Details of the conference:
- Greenhouse gas plans
All nations will be asked to submit plans for curbing greenhouse gas emissions, known as “Intended Nationally Determined Contributions,” or INDCs, to the United Nations by an informal deadline of March 31, 2015, as the core of a Paris deal.
- The conference also invited actions by all nations to combat warming, blurring a distinction in a 1992 climate convention that split the world into two camps of rich and poor – under which the rich had to lead the way.

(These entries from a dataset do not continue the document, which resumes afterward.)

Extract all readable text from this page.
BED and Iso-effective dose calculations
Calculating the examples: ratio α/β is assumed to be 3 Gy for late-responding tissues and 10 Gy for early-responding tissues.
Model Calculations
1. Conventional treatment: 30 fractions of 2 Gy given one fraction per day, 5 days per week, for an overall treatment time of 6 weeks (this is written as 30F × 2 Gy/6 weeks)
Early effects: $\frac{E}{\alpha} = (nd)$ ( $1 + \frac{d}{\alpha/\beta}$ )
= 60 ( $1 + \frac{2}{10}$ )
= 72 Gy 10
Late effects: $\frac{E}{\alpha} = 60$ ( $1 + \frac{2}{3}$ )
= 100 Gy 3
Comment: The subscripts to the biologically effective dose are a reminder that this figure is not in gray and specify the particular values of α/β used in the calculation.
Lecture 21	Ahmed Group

- Many emerging economies, such as India, insisted on that continued split. But the United States and other rich nations said the world had changed and that developing countries also had to curb their rising emissions.
- The diplomatic formula encompassing the rival demands ended up in the text as: “common but differentiated responsibilities and respective capabilities, in light of different national circumstances.”
- Lima reiterated a goal for developed nations to mobilize $100 billion a year, in public and private funds, in climate aid for developing nations by 2020.
- The talks agreed on a document of “elements” that will form the basis of a negotiating text for Paris next year.
- Developing countries vulnerable to extreme weather successfully won a mention of “loss and damage”.
Developing countries have been opposing the mitigation-centric approach of the developed countries which are not ready to commit to financial targets or technology transfer. There is no reference to loss and damage, the financing portion is weaker than the earlier draft and there is no equity.